Aren't Geithner and Bernanke eerily quiet about the Foreclosure Crisis?

Maybe I'm missing something, but it strikes me there's been a deafening silence emanating from Treasury Secretary, Tim Geithner, and Federal Reserve Chairman, Ben Bernanke, on the foreclosure front. It’s as if they a) don’t read the news or b) are afraid someone will notice their incompetence. While Senator Harry Reid, Nancy Pelosi and other Congress people are dispensing irate pre-election sound-bites, Attorney Generals across the country are gearing up for investigations and lawsuits, and banks are announcing foreclosure moratoriums because it’s quarterly earnings season and uncertainty is bad for stock prices, (plus they are afraid their REO customers (private equity funds, asset managers, etc) will fear future legal repercussions, so they’ll have nowhere to dump all the properties they can’t sell), Geithner spent last week defending TARP (again) and talking up the merits of global economic coordination and the dollar.  Meanwhile, the Fed is gearing up to buy more Treasuries (in addition to its $300 billion program) because no one else wants them, like some kind of alien that spawns offspring so it can eat its  own progeny.
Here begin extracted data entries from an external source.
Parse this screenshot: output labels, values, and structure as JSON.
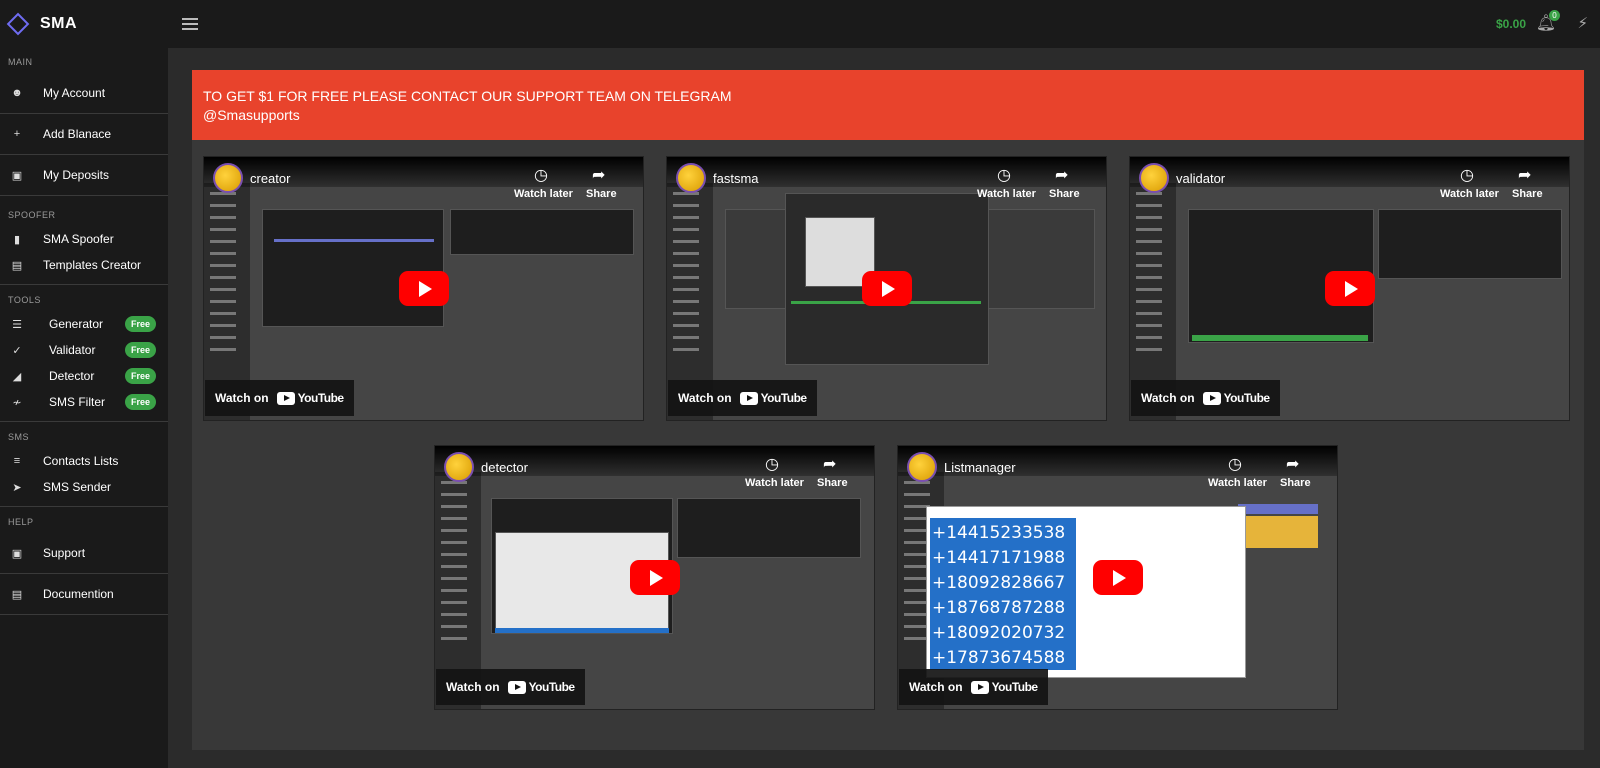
{
  "brand": {
    "name": "SMA"
  },
  "sidebar": {
    "sections": [
      {
        "title": "MAIN",
        "items": [
          {
            "label": "My Account",
            "icon": "user-circle-icon"
          },
          {
            "label": "Add Blanace",
            "icon": "plus-icon"
          },
          {
            "label": "My Deposits",
            "icon": "wallet-icon"
          }
        ]
      },
      {
        "title": "SPOOFER",
        "items": [
          {
            "label": "SMA Spoofer",
            "icon": "sms-spoofer-icon"
          },
          {
            "label": "Templates Creator",
            "icon": "clipboard-icon"
          }
        ]
      },
      {
        "title": "TOOLS",
        "items": [
          {
            "label": "Generator",
            "icon": "list-icon",
            "badge": "Free"
          },
          {
            "label": "Validator",
            "icon": "shield-check-icon",
            "badge": "Free"
          },
          {
            "label": "Detector",
            "icon": "eraser-icon",
            "badge": "Free"
          },
          {
            "label": "SMS Filter",
            "icon": "filter-icon",
            "badge": "Free"
          }
        ]
      },
      {
        "title": "SMS",
        "items": [
          {
            "label": "Contacts Lists",
            "icon": "contacts-list-icon"
          },
          {
            "label": "SMS Sender",
            "icon": "send-icon"
          }
        ]
      },
      {
        "title": "HELP",
        "items": [
          {
            "label": "Support",
            "icon": "support-icon"
          },
          {
            "label": "Documention",
            "icon": "doc-icon"
          }
        ]
      }
    ]
  },
  "topbar": {
    "balance": "$0.00",
    "notifications": "0"
  },
  "banner": {
    "line1": "TO GET $1 FOR FREE PLEASE CONTACT OUR SUPPORT TEAM ON TELEGRAM",
    "line2": "@Smasupports"
  },
  "videos": [
    {
      "title": "creator"
    },
    {
      "title": "fastsma"
    },
    {
      "title": "validator"
    },
    {
      "title": "detector"
    },
    {
      "title": "Listmanager"
    }
  ],
  "video_ui": {
    "watch_later": "Watch later",
    "share": "Share",
    "watch_on": "Watch on",
    "youtube": "YouTube"
  },
  "listmanager_numbers": [
    "+14415233538",
    "+14417171988",
    "+18092828667",
    "+18768787288",
    "+18092020732",
    "+17873674588"
  ]
}
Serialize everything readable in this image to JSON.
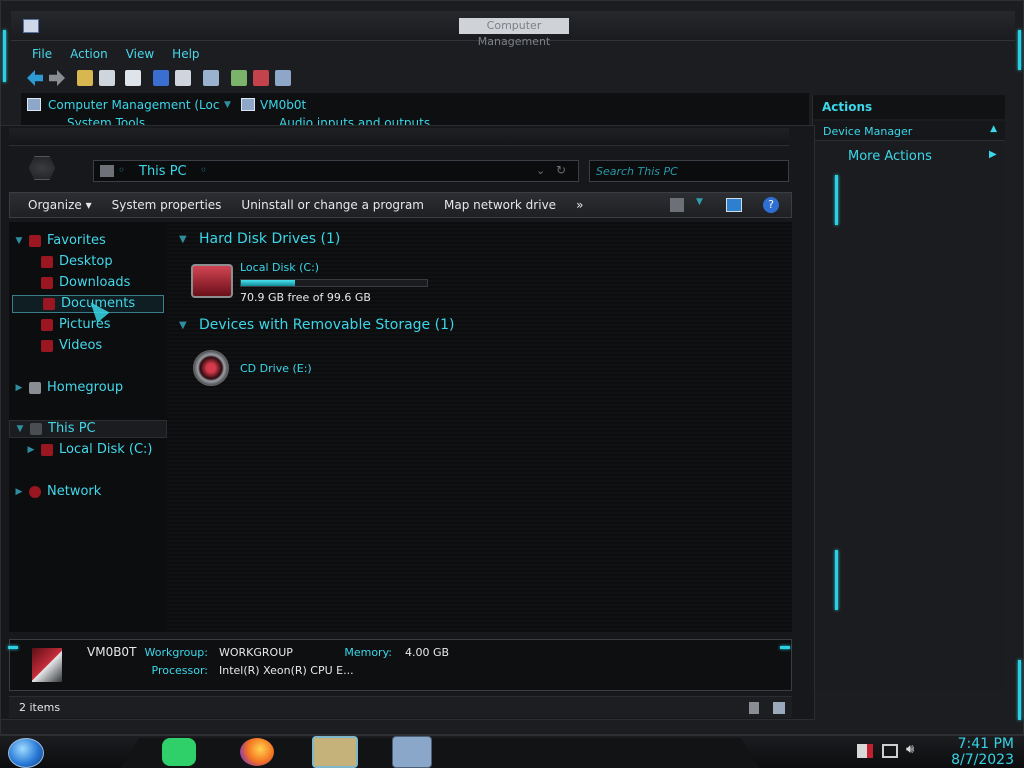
{
  "cm": {
    "title": "Computer Management",
    "menu": [
      "File",
      "Action",
      "View",
      "Help"
    ],
    "tree_left": "Computer Management (Loc",
    "tree_left2": "System Tools",
    "tree_right": "VM0b0t",
    "tree_right2": "Audio inputs and outputs"
  },
  "actions": {
    "header": "Actions",
    "device": "Device Manager",
    "more": "More Actions",
    "more_arrow": "▶",
    "collapse": "▲"
  },
  "explorer": {
    "address": "This PC",
    "search_placeholder": "Search This PC",
    "commands": [
      "Organize ▾",
      "System properties",
      "Uninstall or change a program",
      "Map network drive",
      "»"
    ],
    "nav": {
      "favorites": "Favorites",
      "desktop": "Desktop",
      "downloads": "Downloads",
      "documents": "Documents",
      "pictures": "Pictures",
      "videos": "Videos",
      "homegroup": "Homegroup",
      "thispc": "This PC",
      "localdisk": "Local Disk (C:)",
      "network": "Network"
    },
    "groups": {
      "hdd": "Hard Disk Drives (1)",
      "removable": "Devices with Removable Storage (1)"
    },
    "drives": {
      "c_name": "Local Disk (C:)",
      "c_free": "70.9 GB free of 99.6 GB",
      "c_used_fraction": 0.288,
      "e_name": "CD Drive (E:)"
    },
    "details": {
      "name": "VM0B0T",
      "workgroup_label": "Workgroup:",
      "workgroup": "WORKGROUP",
      "memory_label": "Memory:",
      "memory": "4.00 GB",
      "processor_label": "Processor:",
      "processor": "Intel(R) Xeon(R) CPU E..."
    },
    "status": "2 items"
  },
  "taskbar": {
    "time": "7:41 PM",
    "date": "8/7/2023"
  },
  "colors": {
    "accent": "#37d6e6",
    "bg": "#0c0d0f"
  }
}
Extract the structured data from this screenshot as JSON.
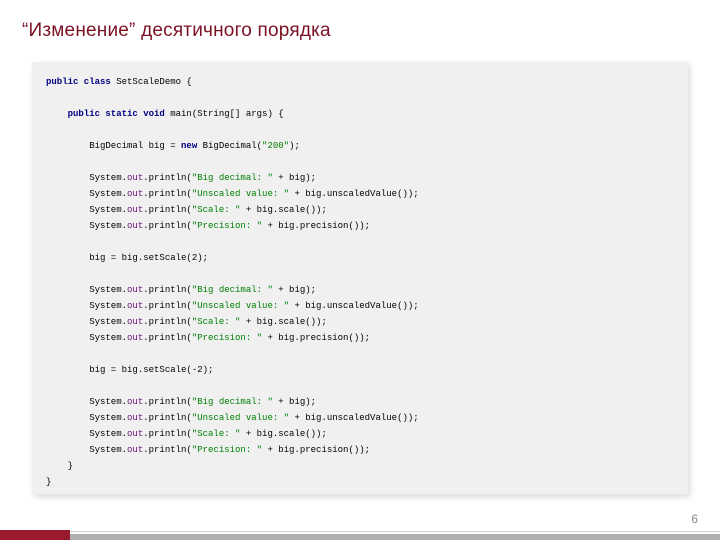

Foreclosure fraud is not new, many sane people and organizations have been talking about it for years, plus you don’t manufacture $14 trillion worth of mortgage backed securities in all their permuted and over-leveraged glory out of $1.4 trillion worth of subprime loans in 5 years without cutting a lot of corners.  But the reason this situation is hairy for Geithner and Bernanke is that the government owns or is backing trillions of dollars worth of assets predicated on the same suspicious loans that were defaulting into the 2008 crisis period they did nothing to stop, while lavishing the banks that promulgated them with the biggest bailout and subsidization in US history.

The Fed owns nearly $1.5 trillion toxic assets that already have no bid (actual buyer), and will have less of a bid the more uncertainty there is about the loans that fill them. The Treasury is directly backing $400 billion of GSE securities, and is behind another $6.8 trillion of indirect backup to the GSE's. Both entities are desperately hoping the financial market doesn't seize up (yes the market, they don’t seem to be bothered about individuals and their homes), so they don't become the only bid again (well, actually still) behind any securitized asset. That would ruin their story – that the bailout worked even though it did absolutely nothing to help borrowers at the loan level, or by extension the general economy.